By | Interview | Published 7 years ago

Lawyers are the proponents of justice and are said to represent the educated sections of society. Why, then, do they shower rose petals on a murderer like Mumtaz Qadri?

Lawyers are part of this diverse society. There are 90,000 lawyers in Pakistan, and there are extremists, too, among the lawyers. Some of them are very well-known for their radicalism. They won’t refrain from persecuting liberal people in the bar. Lawyers have been instigating clerics on the issue of blasphemy. Extremism and religious bigotry has increased among the lawyers nowadays because the liberals have given up. The ground has been left open for bigots.

What forced Zia-ul-Haq to make the blasphemy laws stringent?

Religious elements were Zia’s constituency and they needed a legal handle to scare their opponents. Zia provided them this instrument. Earlier, there were sections 295 and 295-A that had a different connotation for blasphemy. They empowered a deputy commissioner to detain someone who, in his opinion, had made a blasphemous speech.

Death was not the punishment for blasphemy at that time.

Religious figures support this law saying that the law is good but it is being misused. Its misuse should be stopped.

Any law that can be misused is a bad and wrong law, according to jurisprudence. Before Zia’s time, only two cases of blasphemy were reported. Interestingly, one was filed by the Ahmadis against the Christians — the Punjab Religious Book Society vs. State, 1960. In this case, it was declared that the book Mizan-ul-Haq, which compared Islam with Christianity, could not banned. However, objectionable excerpts that could have amounted to blasphemy should be removed. The second case was filed by Christians, that I am unable to recall right now.
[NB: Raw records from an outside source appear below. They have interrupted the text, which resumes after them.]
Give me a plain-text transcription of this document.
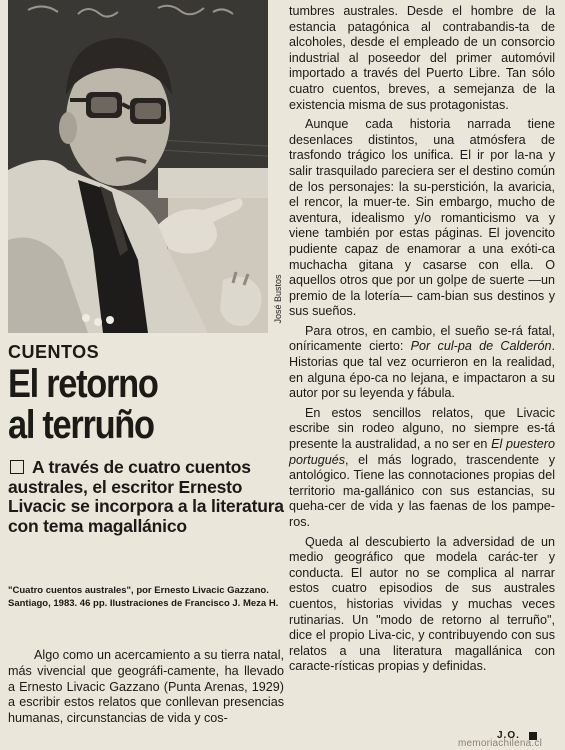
José Bustos
CUENTOS
El retorno
al terruño
A través de cuatro cuentos australes, el escritor Ernesto Livacic se incorpora a la literatura con tema magallánico
"Cuatro cuentos australes", por Ernesto Livacic Gazzano. Santiago, 1983. 46 pp. Ilustraciones de Francisco J. Meza H.
Algo como un acercamiento a su tierra natal, más vivencial que geográfi-camente, ha llevado a Ernesto Livacic Gazzano (Punta Arenas, 1929) a escribir estos relatos que conllevan presencias humanas, circunstancias de vida y cos-

tumbres australes. Desde el hombre de la estancia patagónica al contrabandis-ta de alcoholes, desde el empleado de un consorcio industrial al poseedor del primer automóvil importado a través del Puerto Libre. Tan sólo cuatro cuentos, breves, a semejanza de la existencia misma de sus protagonistas.

Aunque cada historia narrada tiene desenlaces distintos, una atmósfera de trasfondo trágico los unifica. El ir por la-na y salir trasquilado pareciera ser el destino común de los personajes: la su-perstición, la avaricia, el rencor, la muer-te. Sin embargo, mucho de aventura, idealismo y/o romanticismo va y viene también por estas páginas. El jovencito pudiente capaz de enamorar a una exóti-ca muchacha gitana y casarse con ella. O aquellos otros que por un golpe de suerte —un premio de la lotería— cam-bian sus destinos y sus sueños.

Para otros, en cambio, el sueño se-rá fatal, oníricamente cierto: Por cul-pa de Calderón. Historias que tal vez ocurrieron en la realidad, en alguna épo-ca no lejana, e impactaron a su autor por su leyenda y fábula.

En estos sencillos relatos, que Livacic escribe sin rodeo alguno, no siempre es-tá presente la australidad, a no ser en El puestero portugués, el más logrado, trascendente y antológico. Tiene las connotaciones propias del territorio ma-gallánico con sus estancias, su queha-cer de vida y las faenas de los pampe-ros.

Queda al descubierto la adversidad de un medio geográfico que modela carác-ter y conducta. El autor no se complica al narrar estos cuatro episodios de sus australes cuentos, historias vividas y muchas veces rutinarias. Un "modo de retorno al terruño", dice el propio Liva-cic, y contribuyendo con sus relatos a una literatura magallánica con caracte-rísticas propias y definidas.

J.O.
memoriachilena.cl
Why can’t society accept the acquittal of those who are accused of committing blasphemy? Religious fanatics have killed 52 people, who were accused of blasphemy but not convicted. Some of them were either killed in police lock-up or in the court premises.
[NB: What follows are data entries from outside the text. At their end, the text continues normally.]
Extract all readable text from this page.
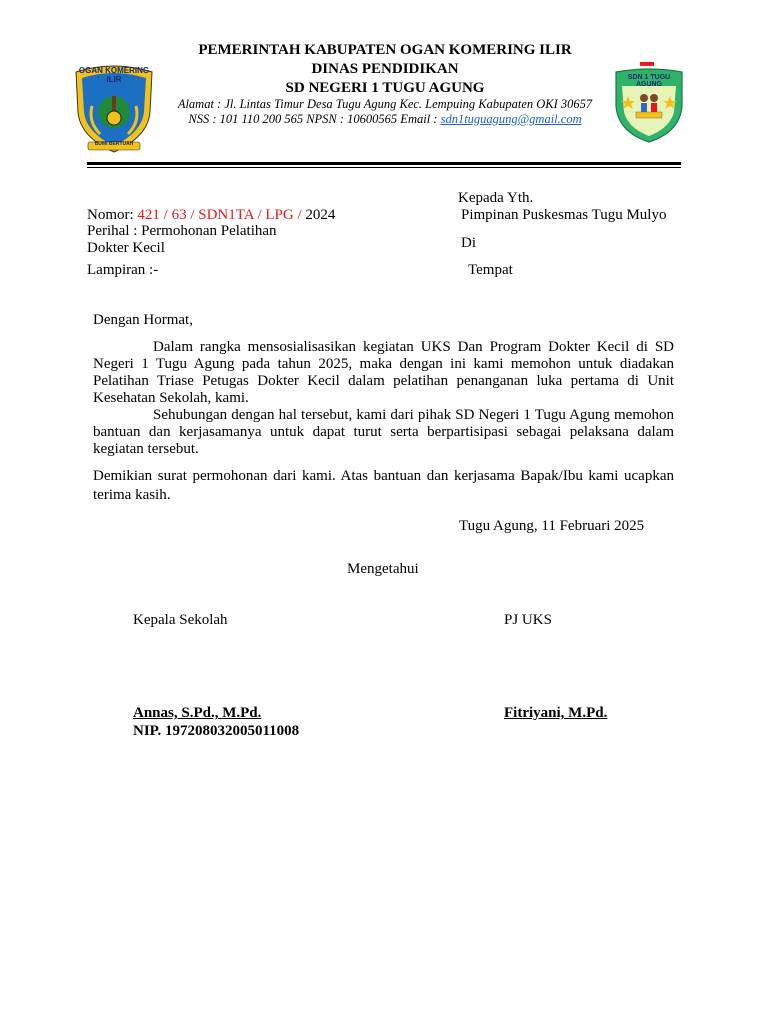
OGAN KOMERING ILIR
BUMI BERTUAH
SDN 1 TUGU AGUNG
PEMERINTAH KABUPATEN OGAN KOMERING ILIR
DINAS PENDIDIKAN
SD NEGERI 1 TUGU AGUNG
Alamat : Jl. Lintas Timur Desa Tugu Agung Kec. Lempuing Kabupaten OKI 30657
NSS : 101 110 200 565 NPSN : 10600565 Email : sdn1tuguagung@gmail.com
Kepada Yth.
Pimpinan Puskesmas Tugu Mulyo
Di
Tempat
Nomor: 421 / 63 / SDN1TA / LPG / 2024
Perihal : Permohonan Pelatihan
Dokter Kecil
Lampiran :-
Dengan Hormat,
Dalam rangka mensosialisasikan kegiatan UKS Dan Program Dokter Kecil di SD
Negeri 1 Tugu Agung pada tahun 2025, maka dengan ini kami memohon untuk diadakan
Pelatihan Triase Petugas Dokter Kecil dalam pelatihan penanganan luka pertama di Unit
Kesehatan Sekolah, kami.
Sehubungan dengan hal tersebut, kami dari pihak SD Negeri 1 Tugu Agung memohon
bantuan dan kerjasamanya untuk dapat turut serta berpartisipasi sebagai pelaksana dalam
kegiatan tersebut.
Demikian surat permohonan dari kami. Atas bantuan dan kerjasama Bapak/Ibu kami ucapkan
terima kasih.
Tugu Agung, 11 Februari 2025
Mengetahui
Kepala Sekolah	PJ UKS
Annas, S.Pd., M.Pd.
NIP. 197208032005011008
Fitriyani, M.Pd.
We are an angry nation. We need to vent our anger and we do it by such destructive and devastating acts.

The right wing maintains that blasphemy laws can never be abolished or amended. Do you think so too?

The language of this law has so many negative innuendos. It does not look at the matter in a mature way. There is no mens rea [a criminal intention or knowledge that an act is wrong] in such cases, which exists in other criminal cases. For example, a child can say something which, he/she has no idea, can be construed as blasphemous. I got bail for an insane woman, who used to abuse everyone. The mens rea is totally absent in such cases.

The right wing argues that all other laws are misused, so let the blasphemy laws be misused too. But there is huge difference between the misuse of other laws and the blasphemy laws. Other laws are misused without emotion. But in blasphemy cases, emotions run so high that people feel no guilt in killing others in the name of love for the Prophet (PBUH). Moreover, whenever a law is legislated in the name of religion, it is very difficult to abolish or amend it. Britain got rid of the blasphemy laws after a tough struggle. However, the law still exists in the common law of Northern Ireland. Religious legislation is always very emotional.

So, people will continue to kill each other in the name of religion, and one shouldn’t expect any good news on that, score?

There can be good news if the judiciary starts handling blasphemy cases with maturity, and if the prosecution starts acting responsibly. In my opinion, the trial of all blasphemy cases should begin in the High Courts. The judges in the lower courts have no idea about the law. If this suggestion is accepted and implemented in letter and spirit, you will see an improvement.

Do you think a High Court trial is the solution?

Well, in some ways it can provide relief but eventually there is no option but to change the law.

Mohammad Shehzad is an Islamabad-based journalist and researcher.